His selfless act is a complete contrast in attitude to the rich young ruler in Jesus’ well-known parable who was not willing to part with his wealth for anything.
If I had to guess what prompted Robbie’s gesture, it would be that he saw himself in Dominique – someone in need of help. He did what he hoped someone would do for him in the same circumstance. By offering this act of kindness, he received a home for himself and the opportunity to house others sleeping on the streets.
The Bible is full of similar accounts of selfless generosity – when people put their faith into action to help strangers or enemies, or were prepared to give something up that could cost them everything.

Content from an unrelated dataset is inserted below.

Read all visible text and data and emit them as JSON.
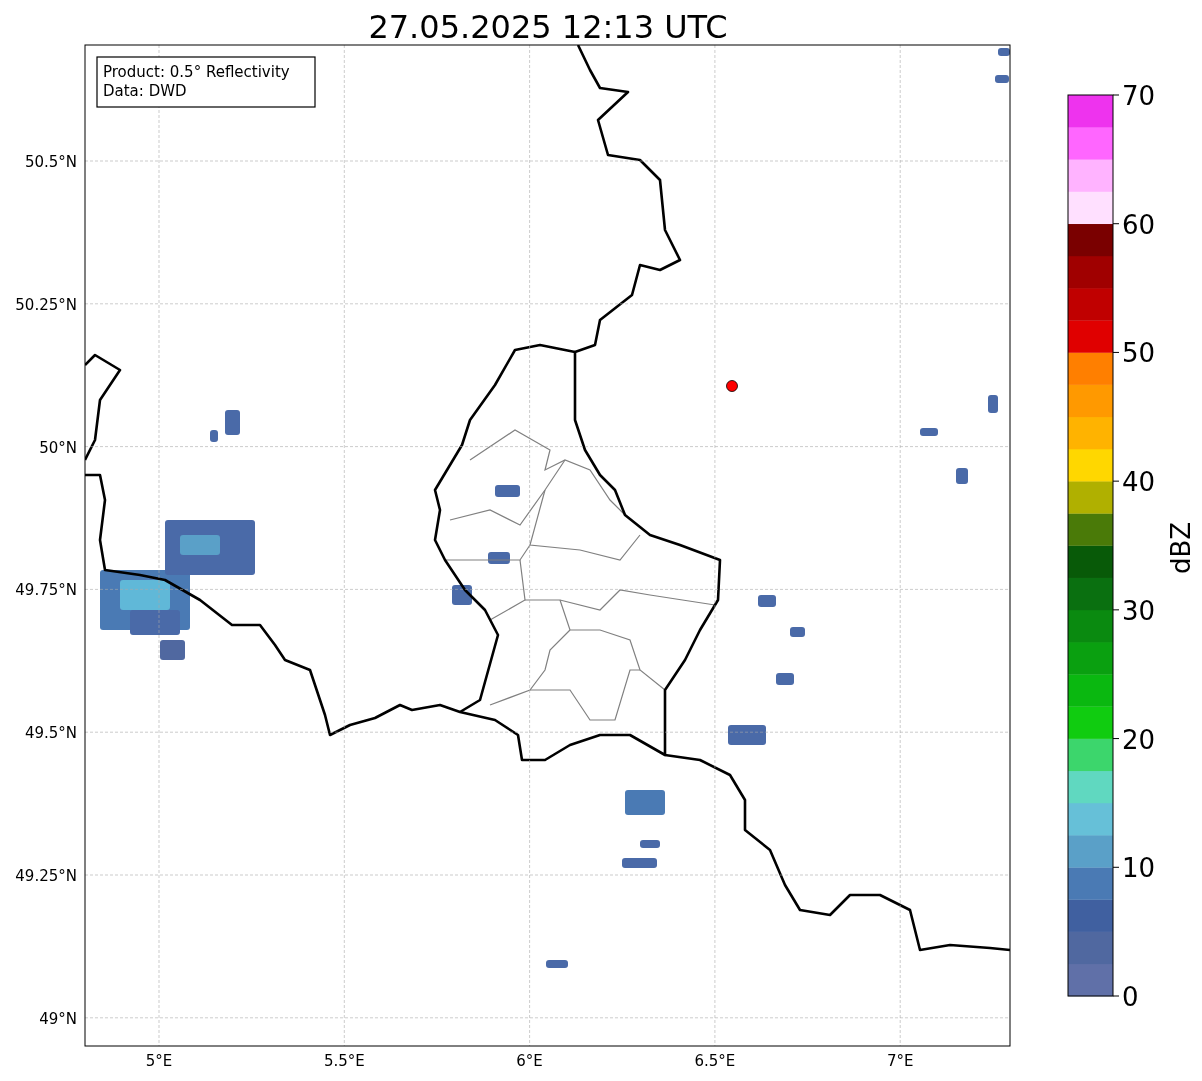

The following list of women all have one thing in common: their sacrificial generosity.
1 Samuel 1:2–2:21 tells the story of a woman named Hannah who was desperate for a child but unable to have one. At first her desperation drives her over the edge, but she lays her sorrow and desire before God and offers it as a sacrifice to him. In response, he hears her plea and blesses her with Samuel, who goes to live with Eli the priest when he is of age. Yet Hannah is not left childless again; God gives her three more sons and two daughters.
The Widow at Zarephath
To the struggling widow preparing what she thought was the final meal for her and her son, Elijah’s request to firstly make him some bread from the little flour and oil that she had left must have seemed thoughtless and selfish. She put her faith in the word he gave to her that the flour and oil would not run out after she had made him a meal. This risk could have cost her severely, yet she was prepared to do it, and it saved her and her son’s life. God saw two sets of people in need, and put them together to bless one another for his glory.
Finally, in the New Testament, we see the depth of Mary’s love for Jesus in a physical act of generosity. The jar of perfume that she poured over him would have represented a significant amount of wealth; possibly her life savings. To me, this gesture says that Jesus meant more to her than everything she had to live on.
Just like Robbie’s story, the shared theme of these biblical testimonies is the women’s sincerity, acts of sacrifice and willingness to help individuals in need – at great cost to themselves.
While I’m not advocating that our sacrifices (financial or otherwise) will automatically guarantee us God’s blessings, we can be encouraged to keep stepping out in faith when it’s required of us, knowing that when we feel prompted to give something up or put a stranger’s needs ahead of our own, God will always use the outcome for his purposes.